Afifudin menjelaskan, dengan adanya jeda waktu antar pemilu, penyelenggaraan akan lebih terstruktur dan tidak menumpuk pada satu waktu. Ia menghindari diksi “untung dan rugi”, namun menegaskan bahwa durasi jeda dua hingga dua setengah tahun antara Pemilu nasional dan daerah akan berdampak positif pada manajemen pemilu.
“Jadi bebannya terdistribusi di waktu yang berbeda. Apalagi pilihannya itu kan dua setengah tahun, dua setengah tahun,” tambahnya.
Meski demikian, KPU RI akan tetap terbuka terhadap berbagai masukan publik, terutama dalam penyusunan aturan turunan dari putusan MK. Ia menegaskan, perubahan ini juga harus diikuti dengan penyesuaian dalam regulasi, termasuk mekanisme rekrutmen penyelenggara pemilu.
“Ini jadi tantangan tersendiri.
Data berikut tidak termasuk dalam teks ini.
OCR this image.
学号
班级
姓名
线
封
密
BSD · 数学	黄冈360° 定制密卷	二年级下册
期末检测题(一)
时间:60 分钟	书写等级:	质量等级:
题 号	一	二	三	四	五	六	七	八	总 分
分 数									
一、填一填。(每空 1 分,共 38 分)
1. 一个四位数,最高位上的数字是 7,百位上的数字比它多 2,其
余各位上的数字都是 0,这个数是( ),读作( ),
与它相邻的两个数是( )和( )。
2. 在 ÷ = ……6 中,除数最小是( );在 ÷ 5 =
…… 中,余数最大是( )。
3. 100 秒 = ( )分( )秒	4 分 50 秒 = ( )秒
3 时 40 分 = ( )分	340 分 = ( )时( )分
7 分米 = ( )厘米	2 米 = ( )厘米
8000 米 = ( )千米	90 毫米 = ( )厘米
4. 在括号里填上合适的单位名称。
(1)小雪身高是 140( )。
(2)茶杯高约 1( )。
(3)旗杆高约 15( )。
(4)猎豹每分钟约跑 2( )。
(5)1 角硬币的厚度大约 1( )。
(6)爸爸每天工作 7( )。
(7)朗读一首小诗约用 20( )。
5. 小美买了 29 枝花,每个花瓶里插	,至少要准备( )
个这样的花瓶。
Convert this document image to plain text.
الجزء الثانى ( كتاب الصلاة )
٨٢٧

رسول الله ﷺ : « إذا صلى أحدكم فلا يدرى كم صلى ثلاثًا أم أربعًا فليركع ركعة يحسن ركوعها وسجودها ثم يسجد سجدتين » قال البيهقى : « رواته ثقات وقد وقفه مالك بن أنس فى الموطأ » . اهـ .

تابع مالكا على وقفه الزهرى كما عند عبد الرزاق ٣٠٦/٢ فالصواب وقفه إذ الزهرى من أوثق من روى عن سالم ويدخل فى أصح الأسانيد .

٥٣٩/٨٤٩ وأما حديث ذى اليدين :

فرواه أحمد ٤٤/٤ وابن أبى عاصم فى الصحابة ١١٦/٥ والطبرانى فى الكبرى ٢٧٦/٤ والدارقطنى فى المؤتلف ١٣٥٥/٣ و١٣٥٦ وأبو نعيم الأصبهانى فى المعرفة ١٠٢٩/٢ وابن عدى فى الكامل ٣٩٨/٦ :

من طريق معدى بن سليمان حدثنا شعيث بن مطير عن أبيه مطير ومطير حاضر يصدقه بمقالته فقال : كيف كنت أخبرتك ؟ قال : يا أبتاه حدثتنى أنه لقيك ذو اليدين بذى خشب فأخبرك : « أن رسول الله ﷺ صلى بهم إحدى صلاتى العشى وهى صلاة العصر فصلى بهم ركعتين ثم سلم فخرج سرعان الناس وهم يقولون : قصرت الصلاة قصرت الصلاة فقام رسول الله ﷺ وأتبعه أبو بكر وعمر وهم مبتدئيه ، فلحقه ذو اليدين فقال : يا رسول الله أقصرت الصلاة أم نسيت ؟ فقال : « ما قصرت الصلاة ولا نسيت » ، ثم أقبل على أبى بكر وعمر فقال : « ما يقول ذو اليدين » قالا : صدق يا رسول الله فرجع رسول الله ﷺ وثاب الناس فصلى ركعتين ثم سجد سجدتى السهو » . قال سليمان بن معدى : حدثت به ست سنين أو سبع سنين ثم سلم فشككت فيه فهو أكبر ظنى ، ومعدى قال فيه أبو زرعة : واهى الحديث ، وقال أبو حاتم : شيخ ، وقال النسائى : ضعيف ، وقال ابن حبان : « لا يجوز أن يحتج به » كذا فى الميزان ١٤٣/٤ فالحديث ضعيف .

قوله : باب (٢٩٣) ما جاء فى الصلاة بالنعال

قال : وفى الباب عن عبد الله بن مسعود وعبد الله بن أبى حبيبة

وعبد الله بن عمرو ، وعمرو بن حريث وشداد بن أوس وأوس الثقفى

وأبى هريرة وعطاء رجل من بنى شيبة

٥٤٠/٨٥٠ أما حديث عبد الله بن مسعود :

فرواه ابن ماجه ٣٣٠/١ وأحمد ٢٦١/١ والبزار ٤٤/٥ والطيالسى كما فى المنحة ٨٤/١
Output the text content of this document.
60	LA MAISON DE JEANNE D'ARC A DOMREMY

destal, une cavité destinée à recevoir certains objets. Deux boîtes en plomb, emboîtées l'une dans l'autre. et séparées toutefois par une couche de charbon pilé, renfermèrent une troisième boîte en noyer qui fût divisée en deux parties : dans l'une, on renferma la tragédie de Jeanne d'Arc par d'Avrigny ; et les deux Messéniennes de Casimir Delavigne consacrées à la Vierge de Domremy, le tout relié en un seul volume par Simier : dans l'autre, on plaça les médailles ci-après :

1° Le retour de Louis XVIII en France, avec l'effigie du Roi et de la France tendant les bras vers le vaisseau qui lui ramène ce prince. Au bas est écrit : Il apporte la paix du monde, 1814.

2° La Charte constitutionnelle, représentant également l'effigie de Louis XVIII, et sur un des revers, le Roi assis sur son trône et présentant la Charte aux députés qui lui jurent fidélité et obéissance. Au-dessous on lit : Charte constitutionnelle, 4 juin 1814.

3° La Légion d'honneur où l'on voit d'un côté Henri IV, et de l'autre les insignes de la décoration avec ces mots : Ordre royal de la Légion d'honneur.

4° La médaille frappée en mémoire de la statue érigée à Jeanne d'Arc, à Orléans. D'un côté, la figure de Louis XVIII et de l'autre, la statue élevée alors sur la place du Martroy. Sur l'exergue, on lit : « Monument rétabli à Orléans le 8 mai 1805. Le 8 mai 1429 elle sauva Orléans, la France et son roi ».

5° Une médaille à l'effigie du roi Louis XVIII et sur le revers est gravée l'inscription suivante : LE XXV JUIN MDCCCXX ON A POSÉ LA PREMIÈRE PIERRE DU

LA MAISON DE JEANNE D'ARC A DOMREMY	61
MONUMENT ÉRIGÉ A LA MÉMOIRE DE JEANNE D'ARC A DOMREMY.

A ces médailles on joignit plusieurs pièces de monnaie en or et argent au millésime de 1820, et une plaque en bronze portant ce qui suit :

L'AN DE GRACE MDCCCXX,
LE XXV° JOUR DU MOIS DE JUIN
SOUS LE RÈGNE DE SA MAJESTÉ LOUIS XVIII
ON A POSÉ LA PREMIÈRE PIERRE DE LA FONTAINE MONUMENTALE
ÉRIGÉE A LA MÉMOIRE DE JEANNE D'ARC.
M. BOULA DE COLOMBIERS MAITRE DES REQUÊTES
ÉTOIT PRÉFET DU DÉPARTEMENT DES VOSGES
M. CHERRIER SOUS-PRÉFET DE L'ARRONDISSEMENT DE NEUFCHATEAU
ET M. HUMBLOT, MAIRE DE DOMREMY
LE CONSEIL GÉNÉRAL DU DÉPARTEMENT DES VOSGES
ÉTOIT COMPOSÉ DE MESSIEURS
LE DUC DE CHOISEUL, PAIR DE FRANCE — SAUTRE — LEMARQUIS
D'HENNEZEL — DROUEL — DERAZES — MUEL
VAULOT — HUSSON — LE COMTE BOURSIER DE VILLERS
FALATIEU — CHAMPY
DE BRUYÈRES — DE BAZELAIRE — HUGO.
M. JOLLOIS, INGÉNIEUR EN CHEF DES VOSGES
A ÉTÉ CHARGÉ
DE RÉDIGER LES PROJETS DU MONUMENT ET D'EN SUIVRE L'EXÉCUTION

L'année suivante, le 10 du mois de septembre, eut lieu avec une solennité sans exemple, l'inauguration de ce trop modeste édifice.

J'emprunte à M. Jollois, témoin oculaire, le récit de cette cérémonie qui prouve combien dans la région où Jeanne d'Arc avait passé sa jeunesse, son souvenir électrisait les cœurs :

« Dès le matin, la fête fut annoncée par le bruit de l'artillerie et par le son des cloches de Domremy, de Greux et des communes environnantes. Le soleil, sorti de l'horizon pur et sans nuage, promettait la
Soal keserentakan, rekrutmen penyelenggara, itu juga bagian dari materi gugatan. Maka kami juga perlu mendengarkan banyak pihak bagaimana menurunkan dalam Undang-Undangnya nanti,” tegas Afifudin.
Putusan MK: Pemilu Tak Lagi Serentak
Sebagaimana diketahui, Mahkamah Konstitusi (MK) pada Kamis (26/6/2025) memutuskan bahwa pelaksanaan Pemilu nasional dan daerah harus dilakukan secara terpisah, dengan jeda waktu minimal dua tahun dan maksimal dua setengah tahun.
Putusan tersebut dibacakan langsung oleh Ketua MK Suhartoyo dalam sidang pleno di Gedung MK, Jakarta. Gugatan ini berasal dari Perkumpulan untuk Pemilu dan Demokrasi (Perludem) yang diajukan oleh Khoirunnisa Nur Agustyati dan Irmalidarti.
MK menyatakan bahwa pelaksanaan pemilu serentak seperti selama ini justru menyulitkan penyelenggaraan demokrasi dan menghambat efektivitas pemerintahan, sehingga dianggap tidak sejalan dengan prinsip-prinsip konstitusi.
Ke depan, perubahan ini akan menjadi tonggak penting dalam sistem pemilu di Indonesia, yang diharapkan mampu memperkuat kualitas demokrasi, memperkecil potensi konflik, dan memperjelas fokus kerja pemerintahan di setiap level.